Also found out that her issue was me "humiliating" her best friend a couple of weeks beforehand. My sin was declining a drink "sent over" to me while I was working bar in a different pub.
I thought nothing of it because house rule was no alcohol while you're serving it so had retuened it to table with a thanks but no thanks im working.
Apparently this was akin to a major crime if you think you're a lesbian mobster.
I still think back to that sometimes because Im so calm and conflict avoidant. Worries me a little that when my temper blew I had no control or real memory of the moment, it was genuinely a red mist moment.
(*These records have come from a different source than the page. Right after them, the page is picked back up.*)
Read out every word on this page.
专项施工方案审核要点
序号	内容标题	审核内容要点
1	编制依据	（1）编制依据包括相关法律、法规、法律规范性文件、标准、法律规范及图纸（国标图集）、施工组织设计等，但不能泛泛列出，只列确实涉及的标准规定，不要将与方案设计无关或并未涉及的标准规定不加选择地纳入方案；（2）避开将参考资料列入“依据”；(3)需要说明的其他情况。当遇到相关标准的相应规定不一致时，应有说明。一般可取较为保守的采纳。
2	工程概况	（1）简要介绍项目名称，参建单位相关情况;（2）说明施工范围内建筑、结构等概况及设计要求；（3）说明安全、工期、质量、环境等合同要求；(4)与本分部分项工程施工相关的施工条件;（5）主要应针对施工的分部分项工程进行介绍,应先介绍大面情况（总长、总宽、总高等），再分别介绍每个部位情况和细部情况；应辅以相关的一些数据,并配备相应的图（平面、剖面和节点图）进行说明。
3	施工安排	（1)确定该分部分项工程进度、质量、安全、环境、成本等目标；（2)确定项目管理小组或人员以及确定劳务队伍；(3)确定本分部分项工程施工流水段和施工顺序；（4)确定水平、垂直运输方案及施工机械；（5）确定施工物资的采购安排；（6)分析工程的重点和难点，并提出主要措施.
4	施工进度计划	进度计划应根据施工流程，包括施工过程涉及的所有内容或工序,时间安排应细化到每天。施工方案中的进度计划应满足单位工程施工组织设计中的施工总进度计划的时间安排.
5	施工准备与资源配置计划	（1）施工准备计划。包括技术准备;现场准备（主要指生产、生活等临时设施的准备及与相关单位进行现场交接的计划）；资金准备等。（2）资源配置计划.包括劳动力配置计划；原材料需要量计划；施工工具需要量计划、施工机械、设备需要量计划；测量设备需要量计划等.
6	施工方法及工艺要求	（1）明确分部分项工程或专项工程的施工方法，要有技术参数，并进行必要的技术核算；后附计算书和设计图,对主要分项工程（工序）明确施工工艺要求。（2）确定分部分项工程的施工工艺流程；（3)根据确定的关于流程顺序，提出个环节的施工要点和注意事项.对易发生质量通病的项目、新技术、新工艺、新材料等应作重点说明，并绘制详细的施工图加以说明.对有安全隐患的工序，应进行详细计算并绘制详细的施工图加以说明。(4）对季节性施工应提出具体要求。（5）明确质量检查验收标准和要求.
Never had it again and hope i never will because it felt dangerous.
Worst thing that I DO care about and was a complete accident but i still feel terrible -
Postman knocked the front door while I was in the hallway, my dog is a bed "tosser" and had flung it also into the hallway and was sleeping in it - as I was stepping over the bed at speed, she simultaneously jumped up to go bark at the front door and my foot collided with her head - i kicked her square in the face.
I just remember THE HORROR.
She didnt make a sound but had this stunned look on her little face that will guilt me ever more, as will the sound of my foot colliding.
My only consolation was that I was wearing a croc which i hope softened things.
This was a over a year ago and I still apologise to her and feel absolutely rotten.